Splintered Desire - tracing the Spinoza, Leibniz, and Deleuze Threesome



‘If it was not for the Monad, Spinoza would be right’ (Leibniz).


‘All that Spinozism needed to do for the univocal to become an object of pure affirmation was to make substance turn around the modes -- in other words, to realize univocity in the form of repetition in the eternal return.’ (Deleuze).



The idea behind this paper originates in the way that these two quotes echo one another. Both of them seem to suggest that in the end Spinoza fails because he cannot grasp fully the importance of this ‘being singular’. And yet of course it is not as simple as this for Deleuze given his avowed Spinoza-ism. Deleuze will then not merely echo Leibniz’s criticism of Spinoza - but will at the same time attempt a parallel critique of Leibniz.

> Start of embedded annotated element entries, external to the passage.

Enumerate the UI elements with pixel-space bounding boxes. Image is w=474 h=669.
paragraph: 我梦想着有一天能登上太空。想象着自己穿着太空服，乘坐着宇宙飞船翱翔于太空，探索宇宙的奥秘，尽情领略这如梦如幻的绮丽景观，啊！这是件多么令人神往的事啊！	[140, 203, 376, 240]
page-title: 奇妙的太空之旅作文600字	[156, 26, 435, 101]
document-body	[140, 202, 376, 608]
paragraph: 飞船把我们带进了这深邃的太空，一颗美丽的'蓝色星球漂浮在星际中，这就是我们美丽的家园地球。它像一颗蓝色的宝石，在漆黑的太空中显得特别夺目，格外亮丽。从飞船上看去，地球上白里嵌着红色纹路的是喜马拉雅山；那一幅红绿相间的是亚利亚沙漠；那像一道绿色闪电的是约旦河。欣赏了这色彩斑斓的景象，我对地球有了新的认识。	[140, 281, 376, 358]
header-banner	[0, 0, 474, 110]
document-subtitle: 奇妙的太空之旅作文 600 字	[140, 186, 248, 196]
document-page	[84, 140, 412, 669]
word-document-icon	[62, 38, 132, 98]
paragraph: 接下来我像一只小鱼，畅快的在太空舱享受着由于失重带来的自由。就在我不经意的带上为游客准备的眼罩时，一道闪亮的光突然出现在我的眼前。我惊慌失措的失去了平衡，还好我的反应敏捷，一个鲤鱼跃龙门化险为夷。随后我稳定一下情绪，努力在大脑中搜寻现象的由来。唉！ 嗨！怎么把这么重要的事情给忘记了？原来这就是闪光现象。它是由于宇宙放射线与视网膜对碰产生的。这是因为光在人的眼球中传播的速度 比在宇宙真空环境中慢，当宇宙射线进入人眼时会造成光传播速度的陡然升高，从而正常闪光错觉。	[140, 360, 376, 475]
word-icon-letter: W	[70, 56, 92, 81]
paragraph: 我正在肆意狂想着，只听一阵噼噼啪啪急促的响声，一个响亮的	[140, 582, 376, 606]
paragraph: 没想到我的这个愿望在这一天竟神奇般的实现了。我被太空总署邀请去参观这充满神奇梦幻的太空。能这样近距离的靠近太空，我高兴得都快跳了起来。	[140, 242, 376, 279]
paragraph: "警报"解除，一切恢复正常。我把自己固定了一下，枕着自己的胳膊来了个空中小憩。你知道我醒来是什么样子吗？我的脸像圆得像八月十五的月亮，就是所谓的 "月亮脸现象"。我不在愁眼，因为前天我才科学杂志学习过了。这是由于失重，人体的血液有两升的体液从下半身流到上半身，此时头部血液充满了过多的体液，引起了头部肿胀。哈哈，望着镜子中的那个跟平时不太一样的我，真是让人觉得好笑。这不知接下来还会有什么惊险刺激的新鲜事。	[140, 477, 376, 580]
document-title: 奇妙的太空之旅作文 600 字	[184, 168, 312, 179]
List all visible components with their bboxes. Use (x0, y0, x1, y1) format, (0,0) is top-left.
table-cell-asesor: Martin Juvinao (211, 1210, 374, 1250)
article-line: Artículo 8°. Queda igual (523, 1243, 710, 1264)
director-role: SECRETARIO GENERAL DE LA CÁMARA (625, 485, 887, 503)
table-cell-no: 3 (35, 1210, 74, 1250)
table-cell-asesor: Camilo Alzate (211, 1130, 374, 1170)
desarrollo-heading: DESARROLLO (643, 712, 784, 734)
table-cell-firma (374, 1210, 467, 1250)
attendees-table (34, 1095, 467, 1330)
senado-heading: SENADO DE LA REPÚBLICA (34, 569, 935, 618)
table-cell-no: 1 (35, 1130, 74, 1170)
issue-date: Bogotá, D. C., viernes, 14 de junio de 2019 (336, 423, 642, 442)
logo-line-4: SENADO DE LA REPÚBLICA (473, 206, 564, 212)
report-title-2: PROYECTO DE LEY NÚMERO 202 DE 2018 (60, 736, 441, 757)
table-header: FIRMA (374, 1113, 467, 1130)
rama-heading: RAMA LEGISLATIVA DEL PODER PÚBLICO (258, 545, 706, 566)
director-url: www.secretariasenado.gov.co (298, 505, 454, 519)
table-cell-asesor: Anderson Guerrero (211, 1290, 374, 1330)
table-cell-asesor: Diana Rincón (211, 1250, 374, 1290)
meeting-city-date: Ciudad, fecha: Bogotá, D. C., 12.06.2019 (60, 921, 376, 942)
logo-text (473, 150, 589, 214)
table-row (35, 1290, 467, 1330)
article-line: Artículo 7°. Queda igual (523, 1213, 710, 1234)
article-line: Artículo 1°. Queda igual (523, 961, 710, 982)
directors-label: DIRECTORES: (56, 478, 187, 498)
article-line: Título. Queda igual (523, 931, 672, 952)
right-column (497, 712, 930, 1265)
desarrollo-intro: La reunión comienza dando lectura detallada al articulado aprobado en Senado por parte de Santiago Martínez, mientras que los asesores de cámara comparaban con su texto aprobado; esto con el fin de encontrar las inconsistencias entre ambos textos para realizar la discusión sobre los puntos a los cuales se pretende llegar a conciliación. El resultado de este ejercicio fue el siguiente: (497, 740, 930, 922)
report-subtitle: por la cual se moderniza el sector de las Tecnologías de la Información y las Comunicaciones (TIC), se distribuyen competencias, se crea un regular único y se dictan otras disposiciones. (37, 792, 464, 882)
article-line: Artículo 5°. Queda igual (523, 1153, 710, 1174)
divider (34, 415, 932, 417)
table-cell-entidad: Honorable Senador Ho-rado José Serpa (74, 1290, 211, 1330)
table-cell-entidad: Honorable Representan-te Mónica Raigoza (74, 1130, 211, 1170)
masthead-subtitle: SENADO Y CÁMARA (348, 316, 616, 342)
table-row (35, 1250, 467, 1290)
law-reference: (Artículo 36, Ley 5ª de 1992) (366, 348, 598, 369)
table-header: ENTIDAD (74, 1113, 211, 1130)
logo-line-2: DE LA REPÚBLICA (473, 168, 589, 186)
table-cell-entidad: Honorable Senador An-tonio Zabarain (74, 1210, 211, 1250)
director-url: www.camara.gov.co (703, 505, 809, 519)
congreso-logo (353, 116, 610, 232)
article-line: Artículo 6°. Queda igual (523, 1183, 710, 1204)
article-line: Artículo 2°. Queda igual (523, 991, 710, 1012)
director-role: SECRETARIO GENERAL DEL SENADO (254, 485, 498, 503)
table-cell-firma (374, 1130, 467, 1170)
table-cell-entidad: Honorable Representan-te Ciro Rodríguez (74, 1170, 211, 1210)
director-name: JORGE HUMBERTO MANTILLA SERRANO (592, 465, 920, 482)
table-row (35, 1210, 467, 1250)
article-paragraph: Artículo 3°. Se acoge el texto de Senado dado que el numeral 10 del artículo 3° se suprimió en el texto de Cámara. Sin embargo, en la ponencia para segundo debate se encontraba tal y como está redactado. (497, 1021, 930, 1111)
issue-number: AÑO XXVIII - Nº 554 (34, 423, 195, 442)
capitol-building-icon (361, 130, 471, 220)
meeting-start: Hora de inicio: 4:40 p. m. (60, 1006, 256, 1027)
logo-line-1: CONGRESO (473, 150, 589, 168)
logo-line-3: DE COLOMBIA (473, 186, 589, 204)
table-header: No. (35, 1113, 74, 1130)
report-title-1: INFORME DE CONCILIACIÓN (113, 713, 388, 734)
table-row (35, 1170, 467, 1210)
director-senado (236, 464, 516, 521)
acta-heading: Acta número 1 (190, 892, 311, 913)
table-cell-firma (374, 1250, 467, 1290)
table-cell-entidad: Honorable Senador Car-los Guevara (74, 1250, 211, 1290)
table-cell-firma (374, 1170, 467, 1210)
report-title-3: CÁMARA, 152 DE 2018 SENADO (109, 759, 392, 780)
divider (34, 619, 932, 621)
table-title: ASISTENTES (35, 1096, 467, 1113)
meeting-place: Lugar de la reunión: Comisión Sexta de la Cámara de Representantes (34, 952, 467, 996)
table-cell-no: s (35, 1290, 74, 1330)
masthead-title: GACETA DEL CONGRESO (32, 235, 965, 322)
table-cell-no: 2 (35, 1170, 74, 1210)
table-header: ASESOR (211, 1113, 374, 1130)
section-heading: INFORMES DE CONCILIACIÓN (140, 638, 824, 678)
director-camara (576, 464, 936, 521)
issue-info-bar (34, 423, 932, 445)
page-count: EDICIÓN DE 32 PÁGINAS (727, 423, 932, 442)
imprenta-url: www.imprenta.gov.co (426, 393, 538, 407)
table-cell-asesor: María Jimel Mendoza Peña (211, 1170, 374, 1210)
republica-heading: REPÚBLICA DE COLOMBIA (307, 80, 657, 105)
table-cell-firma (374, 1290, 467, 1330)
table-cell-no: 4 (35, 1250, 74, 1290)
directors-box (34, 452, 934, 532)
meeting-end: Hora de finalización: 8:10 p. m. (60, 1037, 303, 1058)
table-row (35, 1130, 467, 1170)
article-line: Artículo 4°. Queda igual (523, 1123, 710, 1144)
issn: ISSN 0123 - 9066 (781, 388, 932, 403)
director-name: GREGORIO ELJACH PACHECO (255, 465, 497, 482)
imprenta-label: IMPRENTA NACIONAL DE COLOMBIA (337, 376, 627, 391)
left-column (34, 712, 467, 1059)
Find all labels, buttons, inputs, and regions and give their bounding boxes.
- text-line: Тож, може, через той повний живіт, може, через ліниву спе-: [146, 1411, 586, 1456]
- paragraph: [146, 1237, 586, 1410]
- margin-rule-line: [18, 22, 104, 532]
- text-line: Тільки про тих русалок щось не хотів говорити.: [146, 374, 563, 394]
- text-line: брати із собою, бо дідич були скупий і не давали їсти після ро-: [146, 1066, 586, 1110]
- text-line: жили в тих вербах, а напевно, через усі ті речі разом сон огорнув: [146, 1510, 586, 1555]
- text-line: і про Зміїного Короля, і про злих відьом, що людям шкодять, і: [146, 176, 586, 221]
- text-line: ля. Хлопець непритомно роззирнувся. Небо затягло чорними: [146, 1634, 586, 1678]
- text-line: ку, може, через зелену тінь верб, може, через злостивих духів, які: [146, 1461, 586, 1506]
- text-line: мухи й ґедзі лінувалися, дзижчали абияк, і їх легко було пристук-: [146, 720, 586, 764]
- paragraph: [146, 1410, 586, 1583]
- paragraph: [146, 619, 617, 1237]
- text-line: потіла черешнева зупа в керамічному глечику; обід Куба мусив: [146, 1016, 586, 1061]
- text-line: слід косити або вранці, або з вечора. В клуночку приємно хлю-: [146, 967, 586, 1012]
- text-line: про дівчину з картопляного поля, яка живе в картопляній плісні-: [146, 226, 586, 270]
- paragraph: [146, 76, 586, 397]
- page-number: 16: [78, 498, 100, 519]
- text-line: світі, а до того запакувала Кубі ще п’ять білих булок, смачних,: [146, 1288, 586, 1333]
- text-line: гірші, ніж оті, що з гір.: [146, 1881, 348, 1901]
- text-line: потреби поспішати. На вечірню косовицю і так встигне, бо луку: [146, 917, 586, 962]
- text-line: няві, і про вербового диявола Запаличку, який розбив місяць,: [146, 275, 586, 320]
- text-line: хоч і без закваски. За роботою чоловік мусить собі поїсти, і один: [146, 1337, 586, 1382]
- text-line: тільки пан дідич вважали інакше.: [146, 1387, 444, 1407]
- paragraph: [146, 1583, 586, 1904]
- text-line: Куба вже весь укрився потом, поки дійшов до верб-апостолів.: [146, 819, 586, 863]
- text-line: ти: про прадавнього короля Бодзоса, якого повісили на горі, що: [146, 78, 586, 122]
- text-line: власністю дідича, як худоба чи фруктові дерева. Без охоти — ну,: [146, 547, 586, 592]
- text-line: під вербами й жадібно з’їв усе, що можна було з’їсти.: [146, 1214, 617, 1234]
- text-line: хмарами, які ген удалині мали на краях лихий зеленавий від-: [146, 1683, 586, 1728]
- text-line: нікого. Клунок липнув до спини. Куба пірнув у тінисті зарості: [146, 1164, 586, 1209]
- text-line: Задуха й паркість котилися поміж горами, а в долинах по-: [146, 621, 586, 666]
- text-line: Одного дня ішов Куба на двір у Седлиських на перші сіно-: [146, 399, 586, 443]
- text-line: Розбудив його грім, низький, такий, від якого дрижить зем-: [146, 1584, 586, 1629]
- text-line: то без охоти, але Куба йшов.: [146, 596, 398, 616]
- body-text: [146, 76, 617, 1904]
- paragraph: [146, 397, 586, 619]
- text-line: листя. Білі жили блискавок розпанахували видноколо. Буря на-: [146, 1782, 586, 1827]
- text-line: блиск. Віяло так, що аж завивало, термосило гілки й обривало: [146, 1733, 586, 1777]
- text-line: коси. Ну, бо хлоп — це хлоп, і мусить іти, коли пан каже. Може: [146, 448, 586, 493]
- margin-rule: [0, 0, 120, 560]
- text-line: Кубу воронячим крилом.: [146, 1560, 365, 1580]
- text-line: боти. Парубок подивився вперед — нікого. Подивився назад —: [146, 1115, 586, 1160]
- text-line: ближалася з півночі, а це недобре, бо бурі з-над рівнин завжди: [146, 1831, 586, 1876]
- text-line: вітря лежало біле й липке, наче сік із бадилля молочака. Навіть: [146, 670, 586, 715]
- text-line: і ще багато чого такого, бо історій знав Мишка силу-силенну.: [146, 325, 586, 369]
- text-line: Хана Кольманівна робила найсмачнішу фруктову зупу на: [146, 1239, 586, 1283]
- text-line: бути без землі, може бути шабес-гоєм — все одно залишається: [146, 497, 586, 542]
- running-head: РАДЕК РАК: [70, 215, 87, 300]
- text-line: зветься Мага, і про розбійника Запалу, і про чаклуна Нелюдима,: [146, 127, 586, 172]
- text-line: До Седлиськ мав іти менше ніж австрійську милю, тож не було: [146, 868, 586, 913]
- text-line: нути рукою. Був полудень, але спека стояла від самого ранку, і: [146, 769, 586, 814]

The aim of this critique being to show that Leibniz would have been right if only he had understood that all incompossible worlds did not in fact represent differing worlds, bur were rather part of one chaosmos; and hence God was not so much an external force choosing between these options – but was rather a process within the world. In short Leibniz would have been right if he had kept both the Monad and God within the immanent world: That is, if he had accepted at least this key element of Spinoza.

  My case will then be, that in understanding Deleuze’s treatment of Leibniz it is always necessary to remember both Leibniz’s and Deleuze’s very different relationships with Spinoza – and it is the nature of these differing relations that informs certain key chapters in Deleuze’s book ‘the Fold ‘– in particular the ‘Incompossibility, individuality, liberty’, and ‘What is an event?’.  My argument will then centre on the two key ways in which Leibniz thinks that he has surpassed Spinoza - namely in distinguishing between continuals and substances, and in the exact nature of desire. I will try to show that whilst Deleuze will readily accept much of Leibniz’s criticism of Spinoza at least on a superficial level, it is always the case, in the final analysis, that Deleuze will break with Leibniz in order to defend what he feels to be the key revelation of Spinoza – namely that both continuity and desire need to be understood as they occur within an immanence.




The paper will then naturally fall into three sections. Firstly I will attempt to identify the deep kinship that runs through all three philosophers – in particular highlighting their shared mistrust of understanding the world in terms of parts and wholes or in terms of continuities understood in themselves; and their common endeavour to contrast these abstractions with entities which can simply inhabit the middle of difference. Secondly I will carefully trace the nature of Leibniz’s break with Spinoza – and attempt to demonstrate how this break moved Leibniz’s own understanding of the world towards the transcendental and away from the immanent (a move which he repeatedly stresses). Finally I will examine both the nature and plausibility of Deleuze’s subsequent attempt to move Leibnizian concepts back towards the immanent and Spinoza. I will then conclude with a brief assessment of what is left of Spinoza once one has taken this Leibnizian detour – and exactly why this detour is then so important to Deleuze.